Home Depot is a rip off when it comes to crimpers and RJ45 crimp-on ends. You could get a better deal from an electronics supplier or a computer store.

Wired networks are much more secure. It takes about 15 seconds for someone with the right software to break into a WEP network. WPA is stronger but not bullet proof. If someone really wants to get in, they can. I've also had a lot of problems with media sharing over wireless while wired computers on the same network work fine. Wired is faster too. Cat5E will do gigabit. Not many media streamers support more than 100mbps yet, but they will in the not too distant future.
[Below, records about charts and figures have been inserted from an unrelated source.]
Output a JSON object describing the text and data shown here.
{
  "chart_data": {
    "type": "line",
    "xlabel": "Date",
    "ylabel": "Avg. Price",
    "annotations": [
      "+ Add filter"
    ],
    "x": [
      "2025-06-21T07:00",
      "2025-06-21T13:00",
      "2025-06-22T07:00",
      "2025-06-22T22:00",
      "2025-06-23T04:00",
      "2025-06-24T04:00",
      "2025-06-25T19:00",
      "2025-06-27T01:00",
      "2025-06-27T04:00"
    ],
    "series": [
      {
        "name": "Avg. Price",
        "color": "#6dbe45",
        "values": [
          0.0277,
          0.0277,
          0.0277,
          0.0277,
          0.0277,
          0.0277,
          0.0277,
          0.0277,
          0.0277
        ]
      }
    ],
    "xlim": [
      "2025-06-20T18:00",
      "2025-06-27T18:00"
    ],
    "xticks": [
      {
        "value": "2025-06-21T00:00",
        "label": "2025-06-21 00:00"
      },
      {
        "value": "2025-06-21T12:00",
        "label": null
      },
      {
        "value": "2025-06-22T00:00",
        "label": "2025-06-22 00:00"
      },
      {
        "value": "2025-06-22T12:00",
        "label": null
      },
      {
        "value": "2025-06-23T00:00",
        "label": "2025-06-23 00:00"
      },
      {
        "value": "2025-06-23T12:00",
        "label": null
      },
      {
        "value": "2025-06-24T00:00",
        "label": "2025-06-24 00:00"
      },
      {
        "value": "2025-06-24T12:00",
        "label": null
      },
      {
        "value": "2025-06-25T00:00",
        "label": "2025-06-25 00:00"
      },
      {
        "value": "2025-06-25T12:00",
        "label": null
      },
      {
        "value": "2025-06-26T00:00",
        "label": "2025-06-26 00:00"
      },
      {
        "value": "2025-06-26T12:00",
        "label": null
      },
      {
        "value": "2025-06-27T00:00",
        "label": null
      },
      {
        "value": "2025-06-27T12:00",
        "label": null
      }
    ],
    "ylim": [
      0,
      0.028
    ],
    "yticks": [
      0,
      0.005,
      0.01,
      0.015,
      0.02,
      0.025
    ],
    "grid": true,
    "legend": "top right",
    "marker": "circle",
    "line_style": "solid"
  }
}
When you're crimping be sure to use the same standard everywhere. Don't slice off too much of the outer jacket and leave the pairs twisted as close as possible to the end (1/4 inch?). Slice of about 3/4 to an inch of jacket, untwist, arrange then cut off about 1/4 inch to leave about 1/2" to push into the crimp-on end. The jacket and wire should be held in place by the crimp. Try to avoid tension on the wires when pulling them through the wall and try not to put any kinks in the line or bends/angles that are tight. Messing up the twist pattern will have a negative effect on performance (or even kill it out right). Don't run it too close to line voltage over lights near motors or anything else that gives off EMI either. If you have to cross a wire do it perpendicular and avoid parallel crossing.

It is better to run dedicated lines to each device from the router/switch as long as the runs are under 150 meters (cat5e cable length limit). It's not 100% necessary though as you could run one line to a node then connect another switch at that point. You just won't get as good performance if more than one device on the switch is communicating heavily. Performance also depends on the quality of the switch.

*Wiring How-to* 
http://www.vdvworks.com/VHO/utpterm/cat5pd-5.htm


----------



## okron (Jan 9, 2008)

derekht said:


> On a side note, if your running cable through ventilation, you'll need plenum grade cable to keep up with code.


By ventilation are you referring to running cable in the AC/Heating vents? I'm just running cable in the attic and down thru interior walls.


----------



## Guest (May 24, 2008)

Wired is great since wireless doesn't have enough bandwidth for ripped HD content if this is important to you. The protection is moot since a good wireless router you can assign to only allow certain MAC address (the network port's personal id). If you are getting intereference try switching channels. I had this problem with my logitech G7 not responding well if I was doing heavy transfers over the wireless.


----------



## bobgpsr (Apr 20, 2006)

Assigning unique MAC's to a wireless router is even weaker protection than WEP. WPA-PSK is your best bet since it rotates keys.


----------



## drf (Oct 22, 2006)

I have cat5e to every room in my house with a dedicated switch at the server/internet point. I have never needed anything faster than 10/100 for streaming audio/video and data simultaneously. My recomendations for getting the best of the mark results are to be sure you don't run your cables in parralel with power cabling and if you have to run in parralel make the run as short as posible and at least no closer than 150mm. 

The other recomandation I have is to check with you insurer and local authorities regarding the legalities of running your own cables. In Australia some insurers will not pay out a policy if they discover a DIY network has been installed. There is also some confusion about the legality of pluging a device into a DIY network that is also plugged into a public telecoms network. This could mean you could be restricted to only running devices that are not connected to phone or cable lines, ergo no internet.

Some food for thought.

Cheers Dr F


----------



## MatrixDweller (Jul 24, 2007)

bobgpsr is right about the MAC addresses. The MAC address is one of things that get transmitted with every packet. A wireless sniffer can see the packets and using the right software, like AirCrack or similar the hacker could eventually crack the encryption and obtain access to the network. Even with MAC address filtering, as a MAC can be spoofed.

As for DRF's comment on the legalities of running cable. I know in Canada that the home owner legally owns all cables/wires contained within their house. The phone/cable company owns the line after it exits the building at the demarcation point. You're just not allowed to mess with the signal (ie: phreaking, hacking or other).


----------



## Guest (May 27, 2008)

Of course I wasn't talking just MAC-filtering but using it in conjunction with WEP/WPA (AES/TKIP). Seriously the amount and time effort to hack into that just wouldn't be worth it for someones home network. Also you can check your logs to see if anyone has been trying to access your network.

Since he wants to run the Duet no harm in setting the rest up, just remember that wireless isn't really all that fast, but great for convience. Basically I hard-wire my computers/PS3 and use wireless for Notebooks, friends coming over and sharing, PSP, etc.


----------



## MatrixDweller (Jul 24, 2007)

My point was that MAC filtering is useless since addresses can be spoofed and those MACs can be easily gotten from the wireless packets being transmitted by the other computers if you're using WEP. You might as well not use encryption if you use WEP since it's so easily cracked. The log file will do no good when it looks like the MAC is one of your own.

http://www.netcraftsmen.net/welcher/papers/wlansec01.html

As kuro stated wired is much faster and stable I might add. If you can wire cat5e or cat6 in hopes of supporting a gigabit network you will be good for a long time. You also won't have to worry about having some guy parking on the street near your house and using your wireless network to download illegal underage pornography.


----------